“The Federal Reserve simply does not have authority to supervise or regulate Bitcoin in any way,” Yellen said on Thursday, February 27, in testimony given before the Senate Banking Committee. “This is a payment innovation that is taking place entirely outside the banking industry and to the best of my knowledge there is no intersection at all” between bitcoin and banks that the Fed can oversee.
Yellen’s comments come just days after the virtual “crypto currency” Suffered its biggest setback yet in its only five-year history, when the website Mt. Gox, a Bitcoin currency exchange, shut down earlier in the week. The exchange’s abrupt closure underscored the risks surrounding the new form of virtual currency.
When a U.S. bank fails, deposits are insured by the government. With Bitcoin, however, “there may be little recourse for people whose money is locked up in the shuttered exchange,” the WSJ explained.
Bitcoin prices recently fell 1% to $571.29, according to the CoinDesk price index that tracks two virtual-currency exchanges. That’s down from about $700 at the beginning of the year and more than $1,100 in early December.
With the estimated value of Bitcoin fluctuating daily, Yellen said “it certainly would be appropriate, I think, for Congress to ask questions to what the right legal structure would be” for overseeing the new currency. But she said the issue could pose challenges for lawmakers.

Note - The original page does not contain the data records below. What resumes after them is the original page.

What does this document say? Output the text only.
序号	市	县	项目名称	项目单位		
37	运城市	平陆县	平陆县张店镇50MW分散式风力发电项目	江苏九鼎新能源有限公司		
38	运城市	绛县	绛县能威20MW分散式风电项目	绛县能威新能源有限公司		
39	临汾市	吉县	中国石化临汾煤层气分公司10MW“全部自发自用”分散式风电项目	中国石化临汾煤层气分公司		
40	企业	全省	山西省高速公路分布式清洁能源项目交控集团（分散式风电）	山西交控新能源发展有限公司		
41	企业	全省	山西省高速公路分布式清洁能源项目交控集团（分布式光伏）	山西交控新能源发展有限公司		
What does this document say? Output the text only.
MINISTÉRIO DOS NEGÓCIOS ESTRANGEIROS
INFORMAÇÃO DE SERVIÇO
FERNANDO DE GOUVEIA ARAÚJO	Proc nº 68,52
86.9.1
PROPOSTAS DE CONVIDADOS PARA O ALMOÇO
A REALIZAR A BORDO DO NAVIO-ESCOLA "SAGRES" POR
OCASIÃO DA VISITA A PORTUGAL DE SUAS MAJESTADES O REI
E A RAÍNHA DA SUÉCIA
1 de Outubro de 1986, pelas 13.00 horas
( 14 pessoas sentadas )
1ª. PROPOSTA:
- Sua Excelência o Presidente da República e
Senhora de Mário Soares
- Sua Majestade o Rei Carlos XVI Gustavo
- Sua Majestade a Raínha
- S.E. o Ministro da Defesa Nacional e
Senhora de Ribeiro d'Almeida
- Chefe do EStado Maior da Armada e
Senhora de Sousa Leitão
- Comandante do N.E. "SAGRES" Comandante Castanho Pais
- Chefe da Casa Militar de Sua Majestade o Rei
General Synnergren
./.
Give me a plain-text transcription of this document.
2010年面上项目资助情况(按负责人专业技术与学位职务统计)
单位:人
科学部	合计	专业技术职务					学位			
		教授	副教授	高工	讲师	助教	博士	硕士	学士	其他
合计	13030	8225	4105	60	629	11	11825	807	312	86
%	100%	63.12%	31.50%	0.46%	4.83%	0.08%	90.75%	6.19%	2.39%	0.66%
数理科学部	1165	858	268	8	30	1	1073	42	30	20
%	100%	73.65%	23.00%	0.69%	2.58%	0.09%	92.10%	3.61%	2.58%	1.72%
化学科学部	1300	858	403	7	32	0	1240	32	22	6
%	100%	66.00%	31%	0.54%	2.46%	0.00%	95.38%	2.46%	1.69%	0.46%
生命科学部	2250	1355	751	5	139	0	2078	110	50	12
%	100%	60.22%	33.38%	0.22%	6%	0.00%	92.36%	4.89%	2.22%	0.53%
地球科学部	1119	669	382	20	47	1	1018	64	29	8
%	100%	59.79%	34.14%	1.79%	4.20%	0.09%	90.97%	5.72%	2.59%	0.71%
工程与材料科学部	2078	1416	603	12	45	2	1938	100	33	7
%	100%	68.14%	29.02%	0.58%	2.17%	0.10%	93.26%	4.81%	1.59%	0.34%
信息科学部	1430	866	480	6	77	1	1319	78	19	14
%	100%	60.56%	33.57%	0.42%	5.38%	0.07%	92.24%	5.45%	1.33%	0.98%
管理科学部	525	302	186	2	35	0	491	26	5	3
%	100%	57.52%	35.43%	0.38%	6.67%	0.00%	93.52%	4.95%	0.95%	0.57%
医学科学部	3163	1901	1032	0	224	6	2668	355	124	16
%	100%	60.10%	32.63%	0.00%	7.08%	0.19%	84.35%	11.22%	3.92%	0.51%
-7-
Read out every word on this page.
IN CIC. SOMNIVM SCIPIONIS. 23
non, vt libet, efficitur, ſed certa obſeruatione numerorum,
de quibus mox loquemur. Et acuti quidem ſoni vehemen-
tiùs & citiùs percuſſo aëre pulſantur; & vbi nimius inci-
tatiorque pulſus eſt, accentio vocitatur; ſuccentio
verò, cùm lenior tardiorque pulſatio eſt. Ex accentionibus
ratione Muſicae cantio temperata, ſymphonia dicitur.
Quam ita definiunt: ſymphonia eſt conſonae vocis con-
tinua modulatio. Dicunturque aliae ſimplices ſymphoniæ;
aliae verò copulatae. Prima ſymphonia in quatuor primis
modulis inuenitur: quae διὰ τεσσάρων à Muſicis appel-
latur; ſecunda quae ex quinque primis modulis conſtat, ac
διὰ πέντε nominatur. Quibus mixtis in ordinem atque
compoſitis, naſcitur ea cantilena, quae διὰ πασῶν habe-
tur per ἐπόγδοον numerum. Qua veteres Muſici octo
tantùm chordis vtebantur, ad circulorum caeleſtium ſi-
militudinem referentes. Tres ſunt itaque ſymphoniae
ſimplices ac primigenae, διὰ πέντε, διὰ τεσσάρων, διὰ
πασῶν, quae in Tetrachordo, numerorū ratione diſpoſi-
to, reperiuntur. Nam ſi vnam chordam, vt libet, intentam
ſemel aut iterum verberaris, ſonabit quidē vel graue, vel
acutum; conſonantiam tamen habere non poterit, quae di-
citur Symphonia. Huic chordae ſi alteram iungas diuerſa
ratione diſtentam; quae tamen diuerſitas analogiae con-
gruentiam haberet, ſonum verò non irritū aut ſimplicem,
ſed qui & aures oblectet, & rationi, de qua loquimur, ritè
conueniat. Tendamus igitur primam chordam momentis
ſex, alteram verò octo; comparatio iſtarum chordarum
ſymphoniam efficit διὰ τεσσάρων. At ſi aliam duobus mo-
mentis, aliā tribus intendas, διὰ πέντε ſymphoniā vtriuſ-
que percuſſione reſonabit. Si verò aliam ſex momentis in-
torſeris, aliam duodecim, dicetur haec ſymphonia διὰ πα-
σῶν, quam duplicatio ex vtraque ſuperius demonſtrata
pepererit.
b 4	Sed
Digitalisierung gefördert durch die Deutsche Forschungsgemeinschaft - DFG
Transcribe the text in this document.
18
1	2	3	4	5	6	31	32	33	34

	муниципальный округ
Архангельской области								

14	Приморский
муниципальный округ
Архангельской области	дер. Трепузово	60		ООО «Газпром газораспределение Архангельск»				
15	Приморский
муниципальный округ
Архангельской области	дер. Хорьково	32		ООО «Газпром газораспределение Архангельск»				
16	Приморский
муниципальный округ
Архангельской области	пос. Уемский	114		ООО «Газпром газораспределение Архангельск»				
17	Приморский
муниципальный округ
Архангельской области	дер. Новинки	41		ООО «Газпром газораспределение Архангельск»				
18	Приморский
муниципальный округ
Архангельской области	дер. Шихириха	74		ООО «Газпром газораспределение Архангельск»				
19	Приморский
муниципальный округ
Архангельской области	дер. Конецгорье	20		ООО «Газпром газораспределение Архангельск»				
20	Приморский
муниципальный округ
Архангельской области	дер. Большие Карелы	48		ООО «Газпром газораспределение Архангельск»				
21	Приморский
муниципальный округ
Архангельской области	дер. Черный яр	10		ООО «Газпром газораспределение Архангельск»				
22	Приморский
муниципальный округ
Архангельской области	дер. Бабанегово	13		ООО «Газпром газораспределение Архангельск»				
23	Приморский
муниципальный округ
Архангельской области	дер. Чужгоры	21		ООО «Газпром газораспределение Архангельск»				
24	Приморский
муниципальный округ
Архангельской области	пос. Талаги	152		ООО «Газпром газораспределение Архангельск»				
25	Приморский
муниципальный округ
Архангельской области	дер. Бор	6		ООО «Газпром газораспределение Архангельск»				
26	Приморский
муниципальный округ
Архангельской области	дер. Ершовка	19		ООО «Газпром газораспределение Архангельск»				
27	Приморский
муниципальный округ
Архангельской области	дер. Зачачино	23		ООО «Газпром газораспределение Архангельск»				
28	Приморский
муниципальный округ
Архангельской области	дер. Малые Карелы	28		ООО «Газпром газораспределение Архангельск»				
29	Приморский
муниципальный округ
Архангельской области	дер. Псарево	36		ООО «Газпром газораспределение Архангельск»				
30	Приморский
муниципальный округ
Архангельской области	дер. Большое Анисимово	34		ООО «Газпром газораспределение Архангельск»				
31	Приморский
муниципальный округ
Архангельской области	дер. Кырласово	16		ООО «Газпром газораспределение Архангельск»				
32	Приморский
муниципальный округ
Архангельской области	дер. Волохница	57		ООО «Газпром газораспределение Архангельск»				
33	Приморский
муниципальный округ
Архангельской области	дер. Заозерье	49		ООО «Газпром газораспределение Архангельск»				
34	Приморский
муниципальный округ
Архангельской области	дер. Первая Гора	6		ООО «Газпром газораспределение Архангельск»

“It’s not so easy to regulate bitcoin because there is no central issuer or network operator to regulate,” she said in response to questions posed by Democratic Senator Joe Manchin of West Virginia, who had previously called on U.S. regulators to impose restrictions on the Bitcoin currency.
In a letter released Wednesday to regulators and Treasury Secretary Jacob Lew, Manchin wrote: “I am most concerned that as Bitcoin is inevitably banned in other countries, Americans will be left holding the bag on a valueless currency.”
Wall Street analysts have also raised concerns about Bitcoin, the WSJ noted. In a note to clients on Wednesday, Citigroup currency strategist Steven Englander said Bitcoin has become “even more speculative” following the Mt. Gox shutdown. “One question is whether the decentralized structure, which is the attraction to many, makes it too cumbersome to enact essential fixes.”